Umut ÖZKIRIMLI
George Orwell’in şu sıralar malum nedenlerle yeniden revaçta olan ünlü romanı 1984’ü mutlaka duymuşsunuzdur sayın Kılıçdaroğlu. Daha çok tüm özgürlüklerin ayaklar altına alındığı totaliter bir toplum düzenini anlatan ‘distopik’ yönüyle bilinen bu roman aynı zamanda edebiyat tarihinin en çarpıcı ‘ihanet‘ hikayelerinden birini barındırır içinde. Hafızanızı tazelemek için kısaca özetleyelim.

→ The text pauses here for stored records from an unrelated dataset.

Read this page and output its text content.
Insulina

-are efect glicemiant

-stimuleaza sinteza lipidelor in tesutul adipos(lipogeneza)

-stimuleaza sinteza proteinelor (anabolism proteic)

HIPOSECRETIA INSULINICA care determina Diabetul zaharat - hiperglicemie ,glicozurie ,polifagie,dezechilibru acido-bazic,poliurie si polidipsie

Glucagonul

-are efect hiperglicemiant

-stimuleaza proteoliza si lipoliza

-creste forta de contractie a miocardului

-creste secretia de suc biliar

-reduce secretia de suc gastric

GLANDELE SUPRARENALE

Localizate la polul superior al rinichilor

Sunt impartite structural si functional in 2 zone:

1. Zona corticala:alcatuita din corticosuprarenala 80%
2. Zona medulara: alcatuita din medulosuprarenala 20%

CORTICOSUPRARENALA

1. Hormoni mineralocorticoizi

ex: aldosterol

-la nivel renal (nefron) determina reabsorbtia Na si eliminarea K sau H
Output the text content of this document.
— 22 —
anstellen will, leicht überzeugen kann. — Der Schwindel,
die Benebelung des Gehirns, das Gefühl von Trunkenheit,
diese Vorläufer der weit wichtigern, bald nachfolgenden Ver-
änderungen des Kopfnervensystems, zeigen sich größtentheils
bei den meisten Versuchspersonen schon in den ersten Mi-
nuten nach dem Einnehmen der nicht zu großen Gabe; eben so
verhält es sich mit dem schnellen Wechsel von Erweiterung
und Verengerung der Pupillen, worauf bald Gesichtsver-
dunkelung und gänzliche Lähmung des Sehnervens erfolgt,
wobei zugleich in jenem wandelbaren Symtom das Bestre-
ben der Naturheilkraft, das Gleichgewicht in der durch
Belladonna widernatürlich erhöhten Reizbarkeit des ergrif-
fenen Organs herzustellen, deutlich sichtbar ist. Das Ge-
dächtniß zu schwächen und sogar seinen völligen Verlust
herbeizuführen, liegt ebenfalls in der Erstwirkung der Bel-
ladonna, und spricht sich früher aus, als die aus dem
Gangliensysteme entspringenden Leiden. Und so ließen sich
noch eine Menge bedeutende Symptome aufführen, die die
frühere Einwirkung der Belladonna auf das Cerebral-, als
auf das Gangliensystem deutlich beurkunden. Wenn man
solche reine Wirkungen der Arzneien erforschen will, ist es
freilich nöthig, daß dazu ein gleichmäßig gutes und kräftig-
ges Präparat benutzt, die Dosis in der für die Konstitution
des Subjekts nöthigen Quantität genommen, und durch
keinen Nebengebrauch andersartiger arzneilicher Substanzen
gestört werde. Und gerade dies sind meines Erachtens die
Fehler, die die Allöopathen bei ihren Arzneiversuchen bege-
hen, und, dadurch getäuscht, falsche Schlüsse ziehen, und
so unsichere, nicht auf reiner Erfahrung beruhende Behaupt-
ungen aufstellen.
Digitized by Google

Romanın baş kahramanı Winston, kuralları hiçe sayarak aşık olduğu Julia ile birlikteyken ‘Düşünce Polisi‘ tarafından yakalanır ve nerede olduğunu bilmediği bir hücreye atılır. Bunu uzun bir sorgulama süreci izler. Amaç, Winston’ın iradesini kırmak, ona Parti’nin (alternatif?) gerçeklerini kabul ettirmek, hatta Parti’nin asla görünmeyen ama her yerde posterleri asılı lideri ‘Büyük Birader‘i sevdirmektir.
İşkencelere dayanamayan Winston bir süre sonra iki kere ikinin beş ettiğine, köleliğin özgürlük, Tanrı’nın Parti olduğuna inanır.
Parti görevlisi O’Brien, Winston’a “Seni alt ettik … Onurun ayaklar altına alındı … Yalvar yakar oldun, aman diledin, herkesi ele verdin, bildiğin ne varsa söyledin. Bir insan daha fazla küçük düşebilir mi?” diye sorduğunda ise Winston muzaffer bir tavırla “Julia’ya ihanet etmedim” diye yanıt verir. Ve Parti’nin eline düşenlerin korkulu rüyası 101 Numaralı Oda’ya alınır.
Bu odada ‘dünyanın en kötü şeyi‘ vardır. “Dünyanın en kötü şeyinin ne olduğu kişiden kişiye değişir” der O’Brien. Kimine göre diri diri gömülmek, kimine göre yakılarak öldürülmektir en kötü şey. “Senin durumunda dünyanın en kötü şeyinin fareler olduğu anlaşılıyor” diye devam eder O’Brien, içinden sesler gelen bir tel kafesi Winston’ın yüzüne yaklaştırarak. Parti, Winston’ın kabuslarından bile haberdardır.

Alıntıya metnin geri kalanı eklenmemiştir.